Psilocybe muliercula is a species of entheogenic mushroom in the family Hymenogastraceae. This mushroom is native to Mexico and contains the compounds psilocybin and psilocin. It is in the section Zapotecorum, other members of this section include Psilocybe angustipleurocystidiata, Psilocybe aucklandii, Psilocybe collybioides, Psilocybe graveolens, Psilocybe kumaenorum, Psilocybe zapotecorum, Psilocybe pintonii, Psilocybe subcaerulipes, Psilocybe moseri, Psilocybe zapotecoantillarum, Psilocybe zapotecocaribaea, and Psilocybe antioquiensis.

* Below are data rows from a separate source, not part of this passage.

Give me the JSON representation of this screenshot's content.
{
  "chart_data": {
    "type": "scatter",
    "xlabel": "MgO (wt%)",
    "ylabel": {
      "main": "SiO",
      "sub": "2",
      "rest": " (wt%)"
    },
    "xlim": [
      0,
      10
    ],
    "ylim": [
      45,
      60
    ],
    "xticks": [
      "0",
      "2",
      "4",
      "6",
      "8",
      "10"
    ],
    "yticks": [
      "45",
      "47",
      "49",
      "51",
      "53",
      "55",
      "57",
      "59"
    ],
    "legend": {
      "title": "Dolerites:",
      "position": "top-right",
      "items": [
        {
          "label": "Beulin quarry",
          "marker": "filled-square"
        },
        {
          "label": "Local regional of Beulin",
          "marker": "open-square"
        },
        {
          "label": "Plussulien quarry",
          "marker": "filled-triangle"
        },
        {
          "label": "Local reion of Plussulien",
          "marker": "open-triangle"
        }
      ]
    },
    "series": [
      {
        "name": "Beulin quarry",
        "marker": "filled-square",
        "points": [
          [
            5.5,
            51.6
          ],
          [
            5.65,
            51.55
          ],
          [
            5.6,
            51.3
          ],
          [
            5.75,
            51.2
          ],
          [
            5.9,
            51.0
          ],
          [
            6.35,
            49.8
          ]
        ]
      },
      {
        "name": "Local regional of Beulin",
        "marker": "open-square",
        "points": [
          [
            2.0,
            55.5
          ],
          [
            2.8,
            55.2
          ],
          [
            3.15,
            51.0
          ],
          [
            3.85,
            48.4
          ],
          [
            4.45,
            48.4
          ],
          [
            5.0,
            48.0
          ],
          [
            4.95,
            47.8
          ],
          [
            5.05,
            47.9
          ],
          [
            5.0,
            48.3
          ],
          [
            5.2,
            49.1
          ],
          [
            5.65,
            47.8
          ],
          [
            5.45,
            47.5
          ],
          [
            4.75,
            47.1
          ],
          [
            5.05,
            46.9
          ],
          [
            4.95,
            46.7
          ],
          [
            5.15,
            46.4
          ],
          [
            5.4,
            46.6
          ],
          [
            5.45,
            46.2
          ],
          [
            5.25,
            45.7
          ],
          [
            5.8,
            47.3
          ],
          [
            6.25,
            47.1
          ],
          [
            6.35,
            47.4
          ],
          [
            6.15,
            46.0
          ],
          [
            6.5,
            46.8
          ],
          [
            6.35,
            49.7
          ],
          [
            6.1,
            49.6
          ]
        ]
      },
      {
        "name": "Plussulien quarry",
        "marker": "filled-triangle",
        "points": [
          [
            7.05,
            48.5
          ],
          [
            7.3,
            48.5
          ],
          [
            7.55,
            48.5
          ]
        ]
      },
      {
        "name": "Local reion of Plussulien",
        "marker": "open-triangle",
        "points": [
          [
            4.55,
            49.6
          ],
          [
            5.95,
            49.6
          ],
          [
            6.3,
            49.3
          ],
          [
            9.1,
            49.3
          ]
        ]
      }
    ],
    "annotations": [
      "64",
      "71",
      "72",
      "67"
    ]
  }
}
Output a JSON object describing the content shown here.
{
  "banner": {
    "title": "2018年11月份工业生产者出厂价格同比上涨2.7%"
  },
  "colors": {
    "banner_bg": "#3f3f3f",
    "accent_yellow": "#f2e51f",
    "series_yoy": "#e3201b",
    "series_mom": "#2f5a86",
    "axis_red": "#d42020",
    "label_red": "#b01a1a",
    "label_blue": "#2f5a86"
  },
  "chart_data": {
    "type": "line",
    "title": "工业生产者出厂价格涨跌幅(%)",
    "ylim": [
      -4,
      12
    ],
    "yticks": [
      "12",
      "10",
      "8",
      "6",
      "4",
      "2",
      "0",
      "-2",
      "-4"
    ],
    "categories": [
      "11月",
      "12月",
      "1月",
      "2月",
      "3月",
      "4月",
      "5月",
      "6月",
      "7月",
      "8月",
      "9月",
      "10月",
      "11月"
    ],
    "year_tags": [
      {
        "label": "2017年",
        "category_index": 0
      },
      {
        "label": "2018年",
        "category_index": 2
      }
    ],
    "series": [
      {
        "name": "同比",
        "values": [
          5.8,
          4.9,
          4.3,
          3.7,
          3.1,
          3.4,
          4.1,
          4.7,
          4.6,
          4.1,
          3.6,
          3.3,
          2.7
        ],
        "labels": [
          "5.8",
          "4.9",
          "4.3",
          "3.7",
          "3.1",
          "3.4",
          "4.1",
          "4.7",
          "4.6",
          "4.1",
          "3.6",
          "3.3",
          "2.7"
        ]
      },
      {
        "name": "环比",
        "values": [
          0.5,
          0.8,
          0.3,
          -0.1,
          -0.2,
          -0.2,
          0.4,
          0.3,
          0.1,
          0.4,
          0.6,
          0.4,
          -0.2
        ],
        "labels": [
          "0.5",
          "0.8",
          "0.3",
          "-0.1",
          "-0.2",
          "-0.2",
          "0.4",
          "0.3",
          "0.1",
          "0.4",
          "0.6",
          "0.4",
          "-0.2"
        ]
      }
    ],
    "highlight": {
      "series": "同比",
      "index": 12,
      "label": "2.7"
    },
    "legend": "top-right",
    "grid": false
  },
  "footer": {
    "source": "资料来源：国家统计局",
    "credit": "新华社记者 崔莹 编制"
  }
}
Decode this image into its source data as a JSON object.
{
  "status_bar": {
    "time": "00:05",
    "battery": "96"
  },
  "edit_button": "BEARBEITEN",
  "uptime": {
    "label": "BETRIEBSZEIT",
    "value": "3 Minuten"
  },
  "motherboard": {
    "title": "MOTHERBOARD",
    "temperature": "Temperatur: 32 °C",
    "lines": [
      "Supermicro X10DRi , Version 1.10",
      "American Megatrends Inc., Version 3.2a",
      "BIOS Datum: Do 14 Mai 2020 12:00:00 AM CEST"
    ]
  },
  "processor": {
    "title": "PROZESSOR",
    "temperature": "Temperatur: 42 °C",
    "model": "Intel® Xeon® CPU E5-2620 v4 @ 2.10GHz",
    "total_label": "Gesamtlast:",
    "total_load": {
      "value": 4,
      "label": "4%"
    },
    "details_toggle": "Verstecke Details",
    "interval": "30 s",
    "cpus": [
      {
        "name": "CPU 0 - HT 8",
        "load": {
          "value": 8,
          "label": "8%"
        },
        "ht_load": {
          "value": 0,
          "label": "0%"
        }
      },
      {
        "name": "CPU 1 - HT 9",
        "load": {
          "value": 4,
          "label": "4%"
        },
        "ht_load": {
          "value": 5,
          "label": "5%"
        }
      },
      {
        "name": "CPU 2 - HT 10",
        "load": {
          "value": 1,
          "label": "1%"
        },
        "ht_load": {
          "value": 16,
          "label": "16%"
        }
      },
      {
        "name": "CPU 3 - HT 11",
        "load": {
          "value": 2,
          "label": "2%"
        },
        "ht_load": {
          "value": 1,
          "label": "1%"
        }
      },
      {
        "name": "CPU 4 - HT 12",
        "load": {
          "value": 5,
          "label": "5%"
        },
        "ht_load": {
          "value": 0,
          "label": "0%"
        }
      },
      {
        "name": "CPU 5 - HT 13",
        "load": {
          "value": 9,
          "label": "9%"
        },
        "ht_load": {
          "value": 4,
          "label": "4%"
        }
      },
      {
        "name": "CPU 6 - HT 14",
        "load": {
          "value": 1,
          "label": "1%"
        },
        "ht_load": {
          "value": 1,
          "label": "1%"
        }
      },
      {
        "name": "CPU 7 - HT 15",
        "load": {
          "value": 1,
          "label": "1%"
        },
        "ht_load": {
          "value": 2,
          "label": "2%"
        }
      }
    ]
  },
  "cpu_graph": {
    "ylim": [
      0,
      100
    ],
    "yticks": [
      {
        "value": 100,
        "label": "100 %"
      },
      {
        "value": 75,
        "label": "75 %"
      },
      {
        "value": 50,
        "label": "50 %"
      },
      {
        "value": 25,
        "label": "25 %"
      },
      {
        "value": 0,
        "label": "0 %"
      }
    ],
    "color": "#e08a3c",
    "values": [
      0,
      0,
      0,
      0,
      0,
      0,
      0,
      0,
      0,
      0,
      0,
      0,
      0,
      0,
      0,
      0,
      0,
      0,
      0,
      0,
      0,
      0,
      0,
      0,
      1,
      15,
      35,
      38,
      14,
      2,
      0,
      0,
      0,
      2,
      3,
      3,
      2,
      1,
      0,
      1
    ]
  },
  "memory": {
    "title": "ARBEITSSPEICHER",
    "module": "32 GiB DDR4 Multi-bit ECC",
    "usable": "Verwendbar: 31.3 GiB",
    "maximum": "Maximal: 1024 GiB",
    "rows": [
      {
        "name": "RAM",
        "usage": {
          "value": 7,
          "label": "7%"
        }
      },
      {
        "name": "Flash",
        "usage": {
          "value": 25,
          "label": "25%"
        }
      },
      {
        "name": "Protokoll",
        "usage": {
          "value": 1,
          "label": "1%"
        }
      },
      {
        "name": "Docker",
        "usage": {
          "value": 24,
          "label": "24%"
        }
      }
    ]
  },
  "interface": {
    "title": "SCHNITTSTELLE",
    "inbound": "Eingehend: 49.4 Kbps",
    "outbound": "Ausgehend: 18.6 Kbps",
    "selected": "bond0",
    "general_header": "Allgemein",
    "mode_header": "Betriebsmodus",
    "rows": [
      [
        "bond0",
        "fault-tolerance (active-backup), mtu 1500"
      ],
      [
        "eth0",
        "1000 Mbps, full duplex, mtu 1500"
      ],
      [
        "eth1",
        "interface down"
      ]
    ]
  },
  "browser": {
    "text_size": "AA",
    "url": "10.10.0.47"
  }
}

Unable to locate this species in the field, botanist Roger Heim and mycologist Rolf Singer based their descriptions of this mushroom on dried specimens purchased from Matlatzinca Indians in the marketplace of Tenango del Valle, in the Nevado de Toluca region of the state of Mexico. In 1958 Roger Heim described this fungus as Psilocybe wassonii, but without any Latin designation; Rolf Singer and Alexander Hanchett Smith described it in the same year as Psilocybe muliercula (muliercula = "little women"). Both descriptions reported this fungus growing in Pinus forests surrounding the town of Tenango del Valle. However, after several expeditions to the area, Mexican mycologist Gaston Guzman located it 10 kilometers from Tenango del Valle in an Abies forest on the slopes of the Nevado de Toluca.

Psilocybe muliercula is known to grow in Abies and Pinus forests at elevations of 3150–3500 and 2600–2800 meters, respectively." It is often found in areas after landslides.